I don’t know if this has changed in the last 10 years (I’m almost 39) - and this is obviously also geography dependent - but I found late 20’s to be the right time to start trying online dating. I did it a bit before then but nothing ever came of it, as I was approaching 30 (and looking for women who were near my age) suddenly the whole dynamic changed. I know quite a number of people who are married to and raising children with people they met online in the late 20s or early 30s.
It seems to me that in these contexts, “relationship” has some rather loaded connotations. Everyone and everything exists in some relationship to each other. People seem to express revulsion at the idea, but I think that the mistake is in framing relationships between people as being mainly interpersonal in character. Having romantic or friendly sentiments about people is basically a lot of neuroendocrine trickery which many get stuck in. And that this matters very little compared to framing relationships as social, structured group phenomena. Interpersonal relationships can never be completely untangled from selfish personal motivations, because of how humans are wired. Much of it seems to tie into the basic mechanisms of establishing social ingroups/outgroups which causes and reenforces destructive tribalism. MY friend, MY lover, MY family, MY ideology, etc. It is one possible framework for social activity, but always contains a seed of the antisocial as well.
I think that friendship is simply another, somewhat less neurotic form of attachment. It certainly seems healthier to me than the ideal of romantic love! I would say that friendships are created partly by exposure and proximity, by encountering people and doing things with them. Then people often feel more invested in their interactions with some people over others. That’s basically friendship.

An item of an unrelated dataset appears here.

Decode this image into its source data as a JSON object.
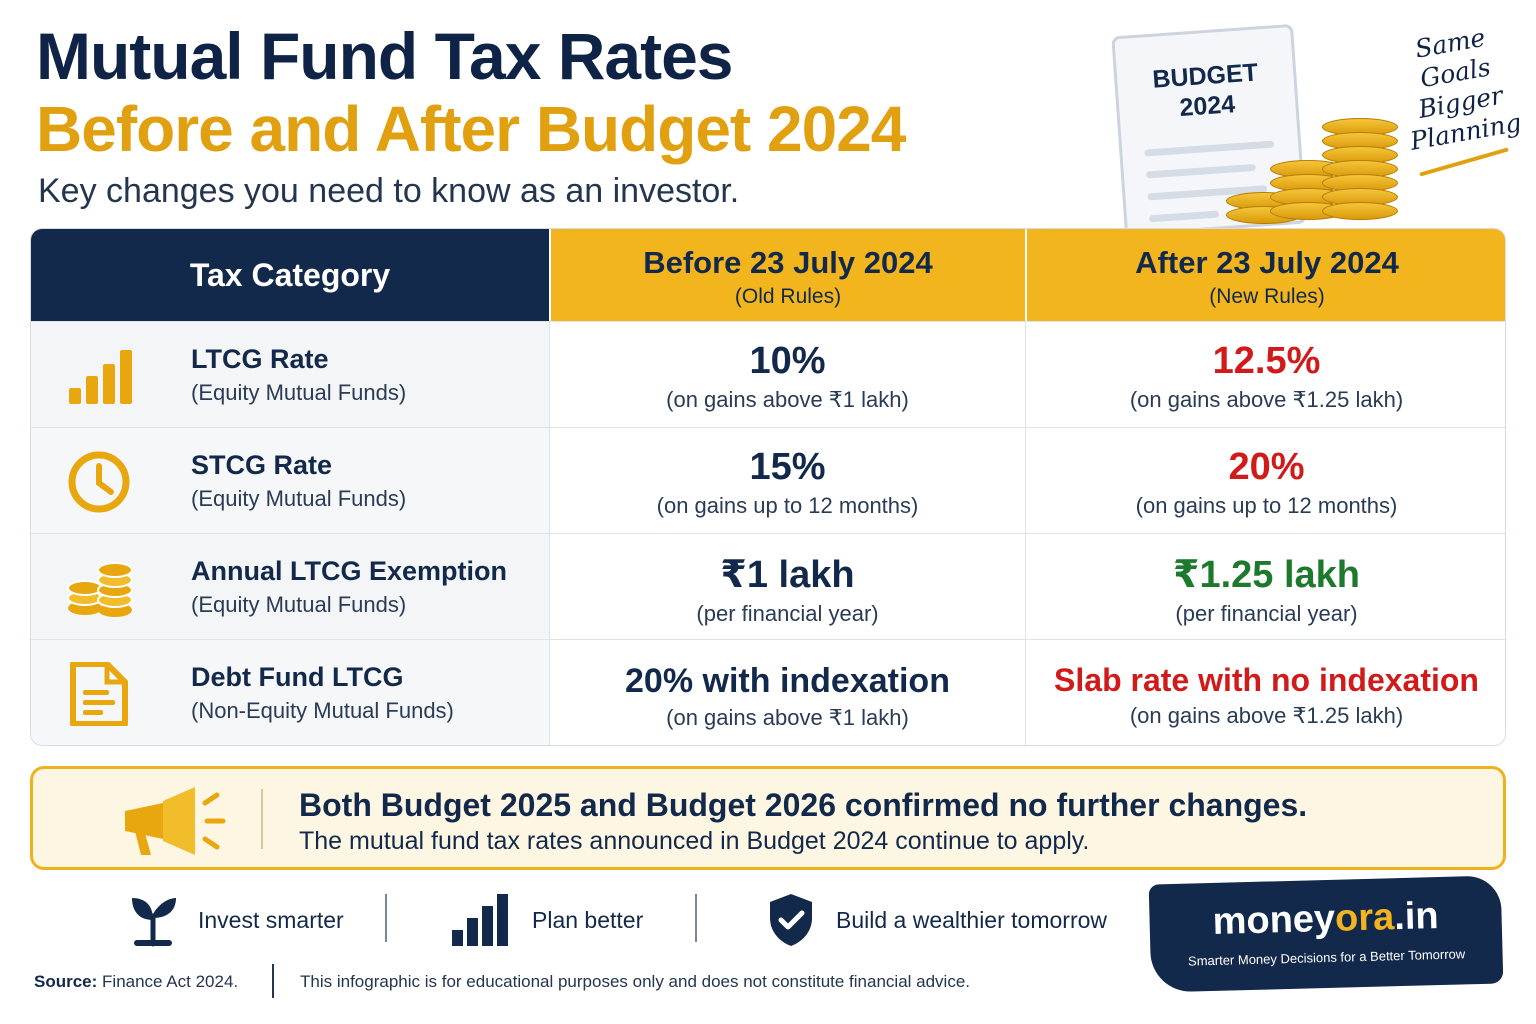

I think it is definitely a cultural thing. It’s a great example of why I think young people need to be critical of unspoken societal norms and not unthinkingly internalize them. Because they are often destructive and seldom examined or improved upon.
For example, cooking for people I think is just as intimate as friendship, love, or sex. One is literally trusting the work of another for the very building-blocks of their person. After all, you are what you eat. Yet, culturally, people in the US at least do not feel a need for sentimental attachment with those who care for them in this way. Wanting people to eat good healthy food just upon general principle is not considered weird. And people don’t usually get embarrassed about eating with others in public, because it is simply a necessary thing that people do, and enjoy. The only good reason to introduce a lot of neurotic attachments is because one still conflates sex acts with mating, which is arguably not relevant in most instances. Also, it can demonstrate a hidden cultural bias towards certain kinds of family structure and child-rearing which is not by any means universal.
Depends on how they’re presented. My premier example is Peter and Elizabeth Burke from White Collar; they have a very healthy relationship, and it’s one of the bases of the series.